Peso di voto nelle elezioni presidenziali del 2004

La pasionaria Julija Tymošenko

Tra gli alleati del bancario Viktor Juščenko, già governatore della Banca centrale ucraina, c'è Julija Tymošenko, nata nel 1960 nella città industriale di Dnepropetrovsk: soprannominata negli anni Novanta "la principessa del gas", questa donna dallo stile decisionista, arrestata nel 2001 dopo il marito Oleksandr per aver falsificato dei documenti e importato illegalmente gas naturale nel Paese, si fece notare alla testa delle proteste di piazza durante la rivoluzione arancione.

Scarcerata, comincia la sua battaglia in capo all'opposizione di Juščenko contro il governo di Leonid Kučma. Saliti al potere nel 2005 fu subito nominata primo ministro ma dopo soli otto mesi il governo venne sciolto e si indirono nuove elezioni. Nodo centrale del dissidio tra lei e il presidente Juščenko fu la cancellazione delle privatizzazioni "pilotate" del governo precedente: per la "principessa del gas" doveva essere pressoché totale coinvolgendo circa 3 mila aziende, mentre per il suo capo politico avrebbe dovuto coinvolgere solo una trentina di casi. La politica di stampo populista applicata dal governo Tymošenko produsse nell'arco di quell'anno un netto peggioramento dei conti pubblici, nonché un rallentamento della produzione industriale e del tasso di crescita del PIL, sceso dal 13% del 2004 al 2%.

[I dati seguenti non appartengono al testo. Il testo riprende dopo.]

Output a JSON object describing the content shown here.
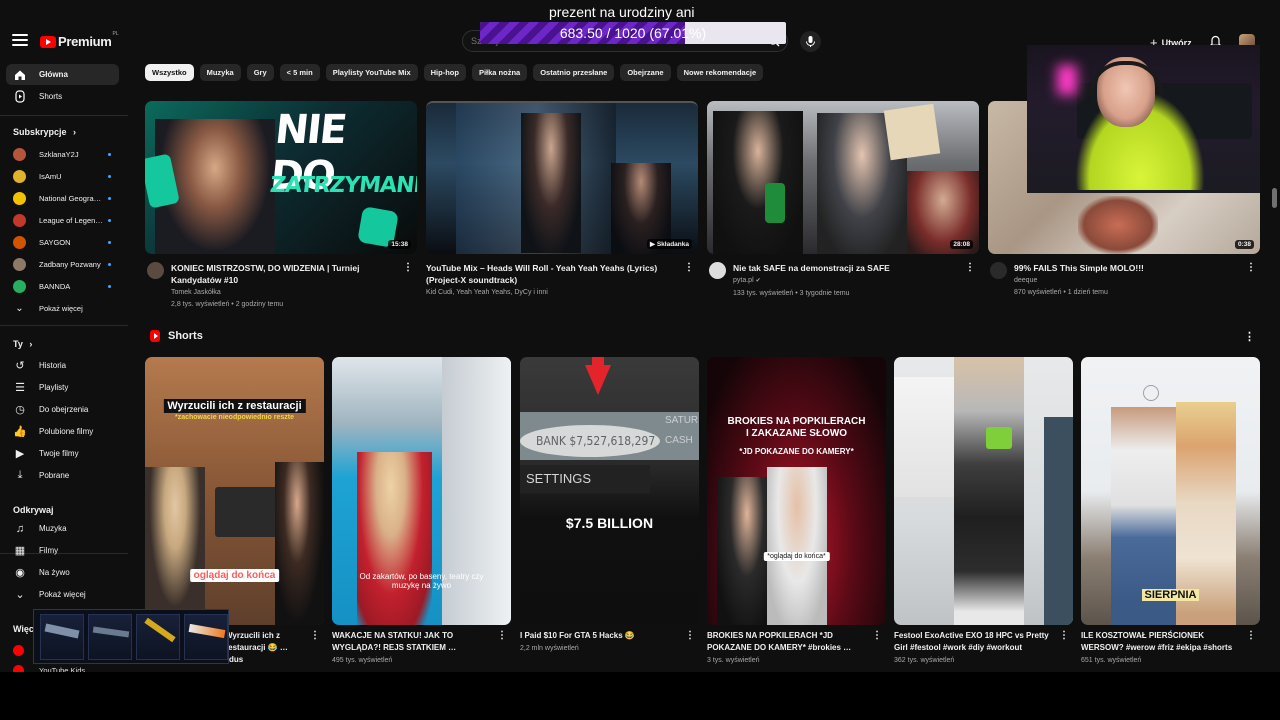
{
  "overlay": {
    "title": "prezent na urodziny ani",
    "progress_text": "683.50 / 1020 (67.01%)",
    "progress_fraction": 0.6701
  },
  "header": {
    "logo_text": "Premium",
    "logo_sup": "PL",
    "search_placeholder": "Szukaj",
    "create_label": "Utwórz"
  },
  "sidebar": {
    "main": [
      {
        "label": "Główna",
        "icon": "home-icon"
      },
      {
        "label": "Shorts",
        "icon": "shorts-icon"
      }
    ],
    "subscriptions_title": "Subskrypcje",
    "subscriptions": [
      {
        "label": "SzklanaY2J",
        "color": "#b5563c"
      },
      {
        "label": "IsAmU",
        "color": "#e0b22c"
      },
      {
        "label": "National Geogra…",
        "color": "#f2c200"
      },
      {
        "label": "League of Legen…",
        "color": "#c0392b"
      },
      {
        "label": "SAYGON",
        "color": "#d35400"
      },
      {
        "label": "Zadbany Pozwany",
        "color": "#8e7866"
      },
      {
        "label": "BANNDA",
        "color": "#27ae60"
      }
    ],
    "show_more": "Pokaż więcej",
    "you_title": "Ty",
    "you_items": [
      {
        "label": "Historia",
        "icon": "history-icon"
      },
      {
        "label": "Playlisty",
        "icon": "playlist-icon"
      },
      {
        "label": "Do obejrzenia",
        "icon": "clock-icon"
      },
      {
        "label": "Polubione filmy",
        "icon": "thumb-up-icon"
      },
      {
        "label": "Twoje filmy",
        "icon": "video-icon"
      },
      {
        "label": "Pobrane",
        "icon": "download-icon"
      }
    ],
    "explore_title": "Odkrywaj",
    "explore_items": [
      {
        "label": "Muzyka",
        "icon": "music-icon"
      },
      {
        "label": "Filmy",
        "icon": "film-icon"
      },
      {
        "label": "Na żywo",
        "icon": "live-icon"
      },
      {
        "label": "Pokaż więcej",
        "icon": "chevron-down-icon"
      }
    ],
    "more_title": "Więc",
    "kids_label": "YouTube Kids"
  },
  "chips": [
    "Wszystko",
    "Muzyka",
    "Gry",
    "< 5 min",
    "Playlisty YouTube Mix",
    "Hip-hop",
    "Piłka nożna",
    "Ostatnio przesłane",
    "Obejrzane",
    "Nowe rekomendacje"
  ],
  "videos": [
    {
      "title": "KONIEC MISTRZOSTW, DO WIDZENIA | Turniej Kandydatów #10",
      "channel": "Tomek Jaskółka",
      "stats": "2,8 tys. wyświetleń • 2 godziny temu",
      "duration": "15:38",
      "thumb_text1": "NIE DO",
      "thumb_text2": "ZATRZYMANIA"
    },
    {
      "title": "YouTube Mix – Heads Will Roll - Yeah Yeah Yeahs (Lyrics) (Project-X soundtrack)",
      "channel": "Kid Cudi, Yeah Yeah Yeahs, DyCy i inni",
      "stats": "",
      "duration": "Składanka"
    },
    {
      "title": "Nie tak SAFE na demonstracji za SAFE",
      "channel": "pyta.pl",
      "stats": "133 tys. wyświetleń • 3 tygodnie temu",
      "duration": "28:08"
    },
    {
      "title": "99% FAILS This Simple MOLO!!!",
      "channel": "deeque",
      "stats": "870 wyświetleń • 1 dzień temu",
      "duration": "0:38"
    }
  ],
  "shorts_title": "Shorts",
  "shorts": [
    {
      "title": "Wyrzucili ich z restauracji 😂 … zdus",
      "stats": "",
      "cap1": "Wyrzucili ich z restauracji",
      "cap2": "*zachowacie nieodpowiednio reszte",
      "cap3": "oglądaj do końca"
    },
    {
      "title": "WAKACJE NA STATKU! JAK TO WYGLĄDA?! REJS STATKIEM …",
      "stats": "495 tys. wyświetleń",
      "cap1": "Od zakartów, po baseny, teatry czy muzykę na żywo"
    },
    {
      "title": "I Paid $10 For GTA 5 Hacks 😂",
      "stats": "2,2 mln wyświetleń",
      "cap1": "BANK $7,527,618,297",
      "cap2": "SETTINGS",
      "cap3": "$7.5 BILLION",
      "cap4": "SATUR",
      "cap5": "CASH"
    },
    {
      "title": "BROKIES NA POPKILERACH *JD POKAZANE DO KAMERY* #brokies …",
      "stats": "3 tys. wyświetleń",
      "cap1": "BROKIES NA POPKILERACH",
      "cap2": "I ZAKAZANE SŁOWO",
      "cap3": "*JD POKAZANE DO KAMERY*",
      "cap4": "*oglądaj do końca*"
    },
    {
      "title": "Festool ExoActive EXO 18 HPC vs Pretty Girl #festool #work #diy #workout",
      "stats": "362 tys. wyświetleń"
    },
    {
      "title": "ILE KOSZTOWAŁ PIERŚCIONEK WERSOW? #werow #friz #ekipa #shorts",
      "stats": "651 tys. wyświetleń",
      "cap1": "SIERPNIA"
    }
  ]
}
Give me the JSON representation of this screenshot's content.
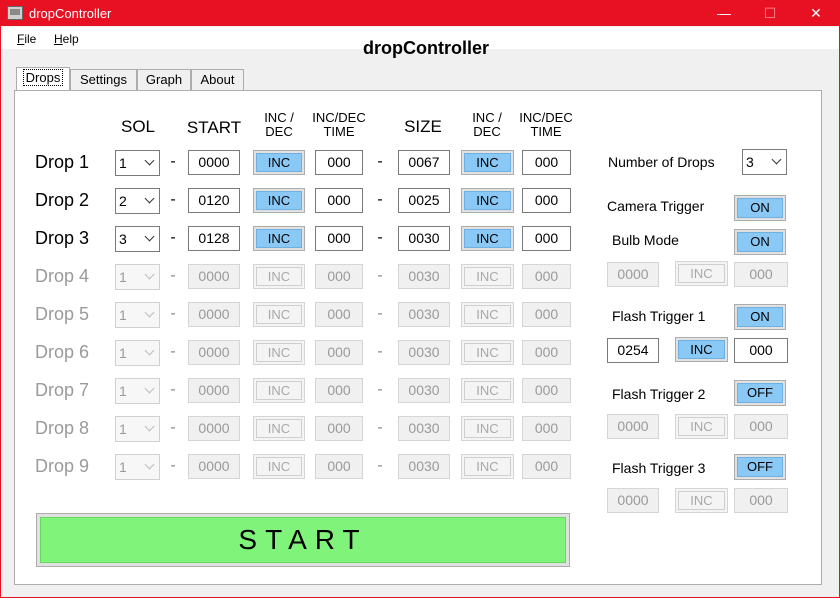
{
  "window": {
    "title": "dropController",
    "min_glyph": "—",
    "max_glyph": "☐",
    "close_glyph": "✕"
  },
  "menu": [
    {
      "accel": "F",
      "rest": "ile"
    },
    {
      "accel": "H",
      "rest": "elp"
    }
  ],
  "app_title": "dropController",
  "tabs": [
    "Drops",
    "Settings",
    "Graph",
    "About"
  ],
  "headers": {
    "sol": "SOL",
    "start": "START",
    "inc_dec": [
      "INC /",
      "DEC"
    ],
    "inc_dec_time": [
      "INC/DEC",
      "TIME"
    ],
    "size": "SIZE",
    "inc_dec2": [
      "INC /",
      "DEC"
    ],
    "inc_dec_time2": [
      "INC/DEC",
      "TIME"
    ]
  },
  "dash": "-",
  "drops": [
    {
      "label": "Drop 1",
      "sol": "1",
      "start": "0000",
      "inc1": "INC",
      "time1": "000",
      "size": "0067",
      "inc2": "INC",
      "time2": "000"
    },
    {
      "label": "Drop 2",
      "sol": "2",
      "start": "0120",
      "inc1": "INC",
      "time1": "000",
      "size": "0025",
      "inc2": "INC",
      "time2": "000"
    },
    {
      "label": "Drop 3",
      "sol": "3",
      "start": "0128",
      "inc1": "INC",
      "time1": "000",
      "size": "0030",
      "inc2": "INC",
      "time2": "000"
    },
    {
      "label": "Drop 4",
      "sol": "1",
      "start": "0000",
      "inc1": "INC",
      "time1": "000",
      "size": "0030",
      "inc2": "INC",
      "time2": "000"
    },
    {
      "label": "Drop 5",
      "sol": "1",
      "start": "0000",
      "inc1": "INC",
      "time1": "000",
      "size": "0030",
      "inc2": "INC",
      "time2": "000"
    },
    {
      "label": "Drop 6",
      "sol": "1",
      "start": "0000",
      "inc1": "INC",
      "time1": "000",
      "size": "0030",
      "inc2": "INC",
      "time2": "000"
    },
    {
      "label": "Drop 7",
      "sol": "1",
      "start": "0000",
      "inc1": "INC",
      "time1": "000",
      "size": "0030",
      "inc2": "INC",
      "time2": "000"
    },
    {
      "label": "Drop 8",
      "sol": "1",
      "start": "0000",
      "inc1": "INC",
      "time1": "000",
      "size": "0030",
      "inc2": "INC",
      "time2": "000"
    },
    {
      "label": "Drop 9",
      "sol": "1",
      "start": "0000",
      "inc1": "INC",
      "time1": "000",
      "size": "0030",
      "inc2": "INC",
      "time2": "000"
    }
  ],
  "side": {
    "num_drops_label": "Number of Drops",
    "num_drops_value": "3",
    "camera_trigger_label": "Camera Trigger",
    "camera_trigger_state": "ON",
    "bulb_mode_label": "Bulb Mode",
    "bulb_mode_state": "ON",
    "bulb_start": "0000",
    "bulb_inc": "INC",
    "bulb_time": "000",
    "flash1_label": "Flash Trigger 1",
    "flash1_state": "ON",
    "flash1_start": "0254",
    "flash1_inc": "INC",
    "flash1_time": "000",
    "flash2_label": "Flash Trigger 2",
    "flash2_state": "OFF",
    "flash2_start": "0000",
    "flash2_inc": "INC",
    "flash2_time": "000",
    "flash3_label": "Flash Trigger 3",
    "flash3_state": "OFF",
    "flash3_start": "0000",
    "flash3_inc": "INC",
    "flash3_time": "000"
  },
  "start_button": "START",
  "colors": {
    "title_bar": "#e81123",
    "active_button": "#8ac8f5",
    "start_button": "#80f47a"
  }
}
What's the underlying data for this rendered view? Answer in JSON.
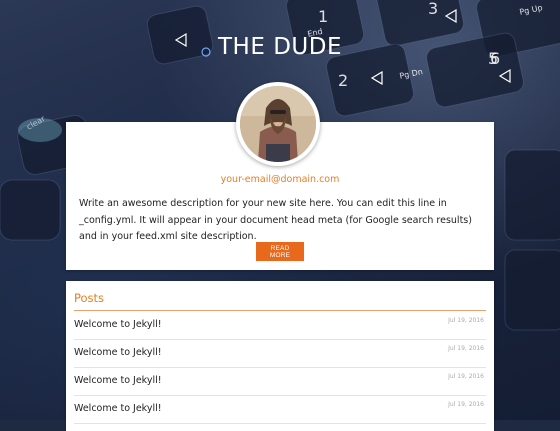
{
  "site": {
    "title": "THE DUDE",
    "email": "your-email@domain.com",
    "description": "Write an awesome description for your new site here. You can edit this line in _config.yml. It will appear in your document head meta (for Google search results) and in your feed.xml site description.",
    "read_more_label": "READ MORE"
  },
  "background": {
    "key_labels": [
      "1",
      "End",
      "2",
      "3",
      "Pg Dn",
      "5",
      "6",
      "Pg Up",
      "clear"
    ]
  },
  "posts": {
    "heading": "Posts",
    "items": [
      {
        "title": "Welcome to Jekyll!",
        "date": "Jul 19, 2016"
      },
      {
        "title": "Welcome to Jekyll!",
        "date": "Jul 19, 2016"
      },
      {
        "title": "Welcome to Jekyll!",
        "date": "Jul 19, 2016"
      },
      {
        "title": "Welcome to Jekyll!",
        "date": "Jul 19, 2016"
      }
    ]
  },
  "colors": {
    "accent": "#e67e22",
    "button": "#e8681c",
    "background": "#1e2a42"
  }
}
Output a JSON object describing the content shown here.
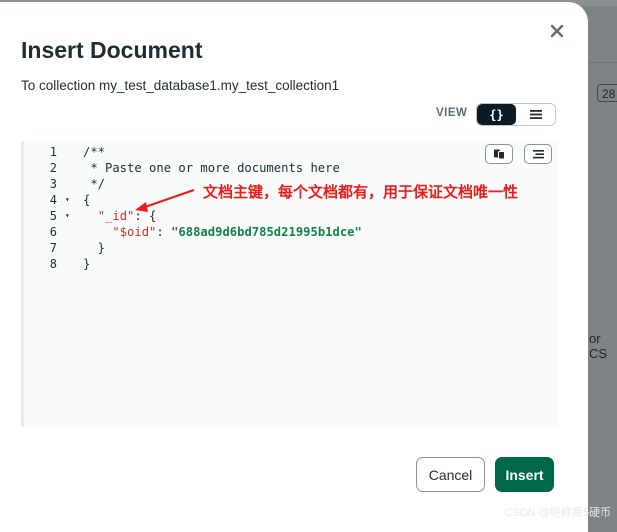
{
  "background": {
    "pill_text": "28",
    "side_text": "or CS"
  },
  "watermark": "CSDN @呢称是5硬币",
  "modal": {
    "title": "Insert Document",
    "subtitle": "To collection my_test_database1.my_test_collection1",
    "close_icon": "close-icon",
    "view": {
      "label": "VIEW",
      "json_label": "{}",
      "list_icon": "list-icon",
      "active": "json"
    },
    "editor": {
      "line_numbers": [
        "1",
        "2",
        "3",
        "4",
        "5",
        "6",
        "7",
        "8"
      ],
      "fold_markers": {
        "4": "▾",
        "5": "▾"
      },
      "code": {
        "l1": "/**",
        "l2": " * Paste one or more documents here",
        "l3": " */",
        "l4": "{",
        "l5_key": "\"_id\"",
        "l5_rest": ": {",
        "l6_key": "\"$oid\"",
        "l6_colon": ": ",
        "l6_val": "\"688ad9d6bd785d21995b1dce\"",
        "l7": "  }",
        "l8": "}"
      },
      "copy_icon": "copy-icon",
      "format_icon": "format-icon"
    },
    "annotation": "文档主键，每个文档都有，用于保证文档唯一性",
    "buttons": {
      "cancel": "Cancel",
      "insert": "Insert"
    }
  },
  "colors": {
    "accent": "#00684a",
    "annotation": "#ea1d1d",
    "json_key": "#c2362e",
    "json_string": "#12824d"
  }
}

Dal punto di vista elettorale la rivoluzione arancione non ha intaccato il dato storico di un legame russo che non poteva e non può essere aggirato, non solo per i rapporti economici (che la stessa Tymošenko aveva, ad esempio, tramite gli stretti legami con Gazprom che la porteranno anche in carcere nel 2011, da cui uscirà solo il 22 febbraio di quest'anno, dopo che il parlamento ha votato a maggioranza la legge ad personam sulla depenalizzazione del reato per cui è stata arrestata), ma anche per le persistenti tradizioni linguistiche, culturali e religiose. Se analizziamo il bacino di influenza delle due coalizioni nelle elezioni legislative del 2006, notiamo che è il medesimo di due anni prima:



Madre Russia

Quello che sta succedendo a Kiev in questi mesi affonda le sue radici nella storia della Russia più che dell'Europa. Culla millenaria dell'identità russa e parte dell'Impero russo dalla metà del XVII secolo, l'Ucraina fu uno dei primi Paesi che Stalin si riprese dopo che Lenin e il Partito bolscevico le avevano lasciato completa indipendenza, insieme ad altri Stati quali Estonia, Finlandia, Lettonia, Lituania e Polonia, con il trattato di Brest-Litovsk del 3 marzo 1918. La Polonia si fece leonessa due anni dopo, conquistando Kiev.

La prima politica staliniana applicata in Ucraina fu uno sterminio: la deportazione dei contadini kulaki si affiancò al genocidio ricordato come holodomor, che consistette nel tenere per quattro anni (dal 1929 al 1933) il "granaio russo", che produceva la metà del frumento di tutta l'URSS, sotto carestia forzata. I due eventi provocarono tra i tre e i quattro milioni di morti. L'Ucraina era russa, e Stalin lo ricordò al mondo intero.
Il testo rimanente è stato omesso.